Spain Doubles Down On Plan To End Nuclear Power By 2035; PM Sánchez Bets On Renewables

Prime Minister Pedro Sánchez is intensifying Spain's efforts to source its energy grid from solar and wind sources, formally ditching nuclear power. (Credit: Reuters / SUSANA VERA)

Spain will shutter all of its remaining nuclear power plants by 2035, the government confirmed on Wednesday, as part of its aggressive energy plan for the future.

The Council of Ministers of Prime Minister Pedro Sánchez approved a measure establishing national nuclear waste management policy, paving the way for the decommissioning and dismantling processes to officially begin in 2027. The seven currently operational reactors will be decommissioned in successive order.
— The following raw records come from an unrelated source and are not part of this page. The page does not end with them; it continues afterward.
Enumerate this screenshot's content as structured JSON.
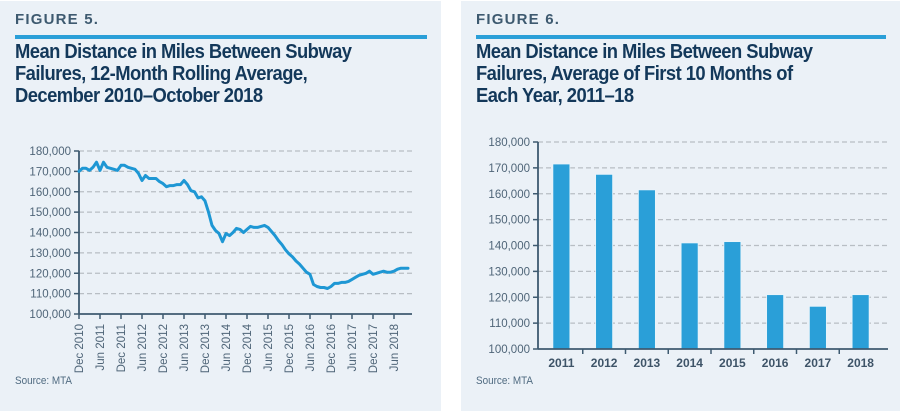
{
  "figures": [
    {
      "label": "FIGURE 5.",
      "title_lines": [
        "Mean Distance in Miles Between Subway",
        "Failures, 12-Month Rolling Average,",
        "December 2010–October 2018"
      ],
      "source": "Source: MTA"
    },
    {
      "label": "FIGURE 6.",
      "title_lines": [
        "Mean Distance in Miles Between Subway",
        "Failures, Average of First 10 Months of",
        "Each Year, 2011–18"
      ],
      "source": "Source: MTA"
    }
  ],
  "colors": {
    "accent": "#2a9fd8",
    "bar": "#2a9fd8",
    "line": "#1e97d4",
    "panel_bg": "#ebf1f7",
    "title": "#13385a",
    "axis": "#3e5a70",
    "grid": "#b8bec4"
  },
  "chart_data": [
    {
      "type": "line",
      "title": "Mean Distance in Miles Between Subway Failures, 12-Month Rolling Average, December 2010–October 2018",
      "xlabel": "",
      "ylabel": "",
      "ylim": [
        100000,
        180000
      ],
      "yticks": [
        100000,
        110000,
        120000,
        130000,
        140000,
        150000,
        160000,
        170000,
        180000
      ],
      "ytick_labels": [
        "100,000",
        "110,000",
        "120,000",
        "130,000",
        "140,000",
        "150,000",
        "160,000",
        "170,000",
        "180,000"
      ],
      "xtick_labels": [
        "Dec 2010",
        "Jun 2011",
        "Dec 2011",
        "Jun 2012",
        "Dec 2012",
        "Jun 2013",
        "Dec 2013",
        "Jun 2014",
        "Dec 2014",
        "Jun 2015",
        "Dec 2015",
        "Jun 2016",
        "Dec 2016",
        "Jun 2017",
        "Dec 2017",
        "Jun 2018"
      ],
      "grid": "horizontal dashed",
      "legend": "none",
      "x_start": "Dec 2010",
      "x_end": "Oct 2018",
      "series": [
        {
          "name": "12-month rolling average",
          "values": [
            170000,
            171500,
            171500,
            170500,
            172000,
            174500,
            170500,
            174500,
            172000,
            171500,
            171000,
            170500,
            173000,
            173000,
            172000,
            171500,
            171000,
            169000,
            165500,
            168000,
            166500,
            166500,
            166500,
            165000,
            164000,
            162500,
            163000,
            163000,
            163500,
            163500,
            165500,
            163500,
            160500,
            160000,
            157000,
            157500,
            155500,
            150000,
            143500,
            141000,
            139500,
            135500,
            139500,
            138500,
            140000,
            142000,
            141500,
            140000,
            141500,
            143000,
            142500,
            142500,
            143000,
            143500,
            142500,
            140500,
            138500,
            136000,
            134000,
            131500,
            129500,
            128000,
            126000,
            124500,
            122500,
            120500,
            119500,
            114500,
            113500,
            113000,
            113000,
            112500,
            113500,
            115000,
            115000,
            115500,
            115500,
            116000,
            117000,
            118000,
            119000,
            119500,
            120000,
            121000,
            119500,
            120000,
            120500,
            121000,
            120500,
            120500,
            121000,
            122000,
            122500,
            122500,
            122500
          ]
        }
      ]
    },
    {
      "type": "bar",
      "title": "Mean Distance in Miles Between Subway Failures, Average of First 10 Months of Each Year, 2011–18",
      "xlabel": "",
      "ylabel": "",
      "ylim": [
        100000,
        180000
      ],
      "yticks": [
        100000,
        110000,
        120000,
        130000,
        140000,
        150000,
        160000,
        170000,
        180000
      ],
      "ytick_labels": [
        "100,000",
        "110,000",
        "120,000",
        "130,000",
        "140,000",
        "150,000",
        "160,000",
        "170,000",
        "180,000"
      ],
      "grid": "horizontal dashed",
      "legend": "none",
      "categories": [
        "2011",
        "2012",
        "2013",
        "2014",
        "2015",
        "2016",
        "2017",
        "2018"
      ],
      "values": [
        171500,
        167500,
        161500,
        141000,
        141500,
        121000,
        116500,
        121000
      ]
    }
  ]
}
The removal of radioactive waste and dismantling of power plant facilities will cost an estimated €20.2 billion ($22.4 billion) to be paid by the plant's operators "in accordance with the principle of 'those who contaminate, pay,'" as the Spanish Ministry of Ecological Transition (equivalent to the U.S. Department of Energy) said in a press release.

Spain's plan to end its nuclear power program was originally introduced in 2006 under the government of José Luis Rodríguez Zapatero of the Spanish Socialist Worker's Party (PSOE). The country currently has one reactor that has been fully dismantled in northern Castille, and another that is in the dismantling process located to the east of Madrid.

The nuclear phase-out plan was a contentious issue during the campaign period leading up to the July general election that handed Sánchez of the PSOE a new mandate. The right-leaning People's Party vowed to reverse the plan, citing energy security concerns.

Spain's nuclear power facilities account for about one-fifth of the country's power supply for electricity generation. Nuclear energy was the third largest energy source behind natural gas and wind in 2022.

Solar panels are set up on the roof of a home in Algete, outside Madrid, Spain, November 16, 2021.
Solar panels are set up on the roof of a home in a Madrid suburb in 2021. Reuters / SUSANA VERA

Sánchez's government hopes to replace nuclear capacity with new renewable energy installations. Solar and wind power accounted for over 50% of Spain's total electricity generation in 2023, up from 42% in 2022.

Spain was the second largest installer of photovoltaic solar facilities in Europe in 2023, behind only Germany. The government aims to increase the country's share of renewable energy power generation to 81% by 2030.

The reiteration of Spain's nuclear phase-out policy comes just weeks after a pledge at COP28 by the U.S., United Kingdom and France to triple global nuclear power capacity by 2050.

Spain's Ministry of Ecological Transition did not immediately respond to a request for comment from International Business Times.